Et en effet, quelques instants plus tard, il lâcha la lanterne de papier qui s’éleva dans l’obscurité.
Main dans la main, le père et son fils la regardèrent prendre de l’altitude, franchir le ruisseau et tendre vers les collines, flamboyante, solide, portée par le vent frais au cœur de toutes les lueurs qui rendaient les cieux de la nouvelle année uniques. L’enfant ne la perdait pas de vue. C’était sa lanterne à lui, la plus belle et la plus grosse d’entre toutes.

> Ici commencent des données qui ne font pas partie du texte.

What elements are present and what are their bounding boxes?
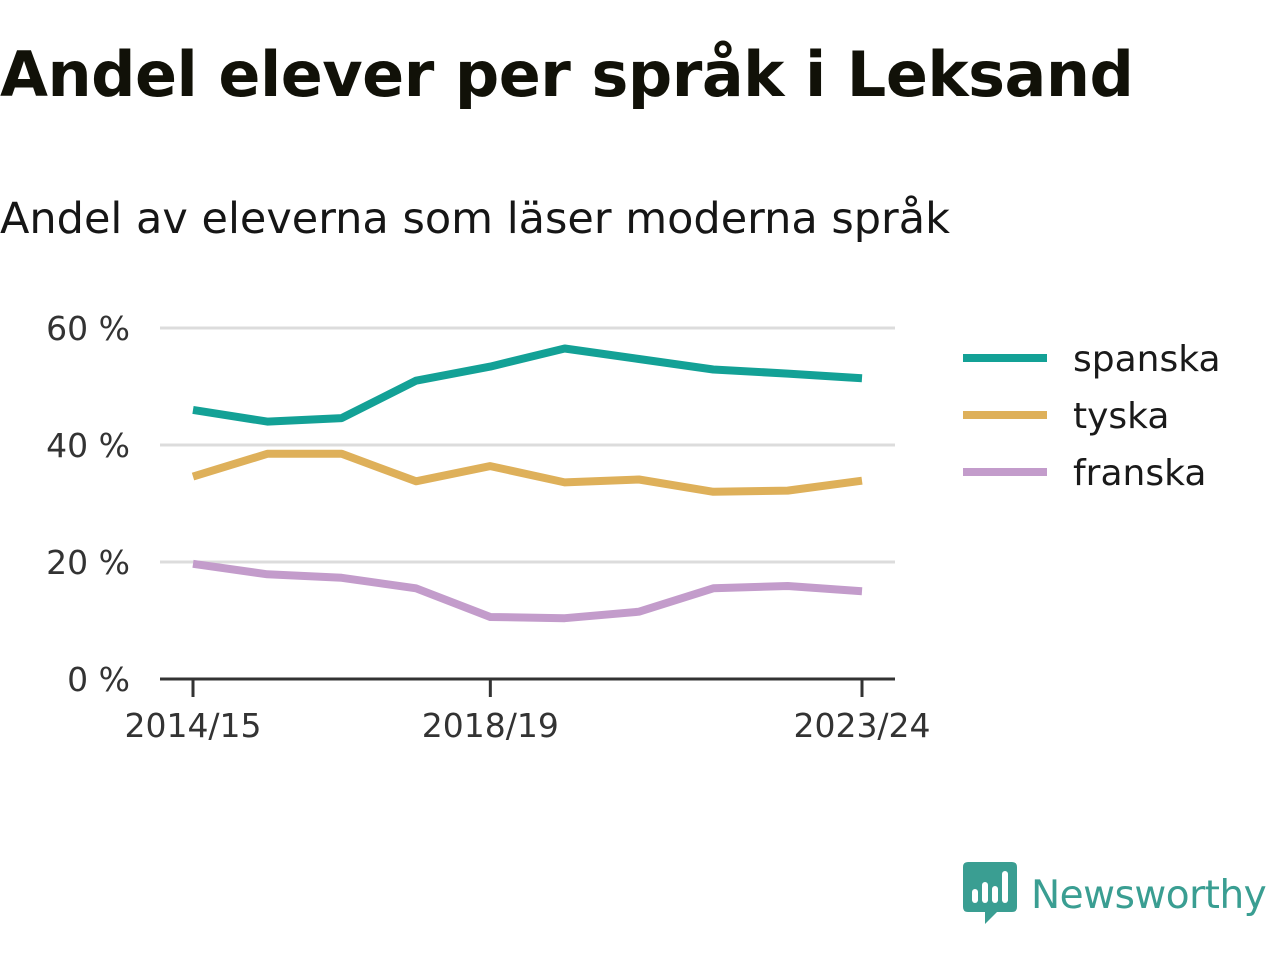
- legend-label-franska: franska: [1073, 453, 1206, 494]
- chart-subtitle: Andel av eleverna som läser moderna språ…: [0, 194, 950, 244]
- brand-name: Newsworthy: [1031, 872, 1267, 918]
- x-tick-label: 2023/24: [793, 706, 930, 745]
- series-line-tyska: [191, 449, 863, 496]
- legend-label-spanska: spanska: [1073, 339, 1221, 380]
- series-line-franska: [192, 559, 863, 623]
- x-tick-label: 2018/19: [422, 706, 559, 745]
- series-lines: [191, 344, 863, 623]
- y-tick-label: 0 %: [67, 660, 130, 699]
- y-tick-label: 60 %: [46, 309, 130, 348]
- bar-chart-speech-icon: [963, 862, 1017, 924]
- gridlines: [160, 326, 895, 564]
- x-axis: 2014/15 2018/19 2023/24: [124, 677, 931, 745]
- chart-title: Andel elever per språk i Leksand: [0, 38, 1134, 111]
- y-tick-label: 20 %: [46, 543, 130, 582]
- series-line-spanska: [192, 344, 863, 426]
- y-tick-label: 40 %: [46, 426, 130, 465]
- legend-label-tyska: tyska: [1073, 396, 1169, 437]
- legend: spanska tyska franska: [963, 339, 1221, 494]
- newsworthy-logo: Newsworthy: [963, 862, 1267, 928]
- y-axis: 0 % 20 % 40 % 60 %: [46, 309, 130, 699]
- x-tick-label: 2014/15: [124, 706, 261, 745]
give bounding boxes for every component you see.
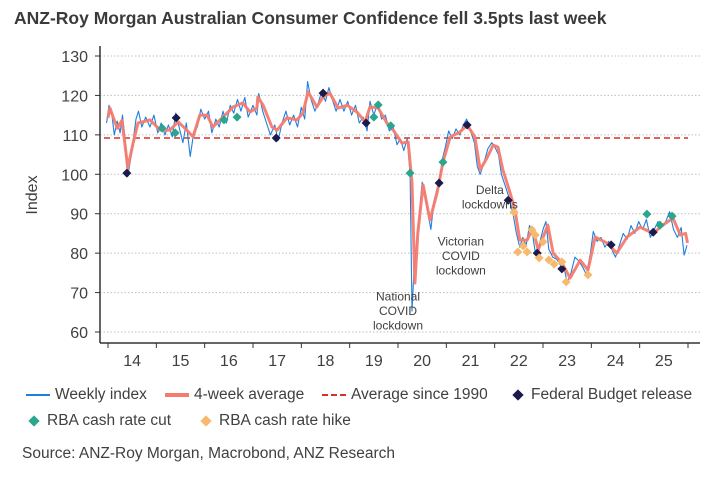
hike-marker (544, 255, 554, 265)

Un court instant, elle cessa de briller, puis elle réapparut, et ce jeu de va-et-vient dura de longues minutes jusqu’à ce qu’elle disparût pour de bon.
L’enfant alla se coucher et bien loin de lui sa lanterne poursuivit son aventure. Elle passa par-dessus les collines, traversa la zone des marécages et gagna les premières rizières. Ses réserves d’énergie décroissaient et elle perdit peu à peu de l’altitude. À bout de souffle, elle retomba doucement sur le toit de la ferme endormie de la famille Saengsawang.
Sa flamme à l’agonie dévora les restes de papier et, trouvant dans le bois une belle façon de se prolonger, elle se transforma en un incendie qui ne fit aucun survivant.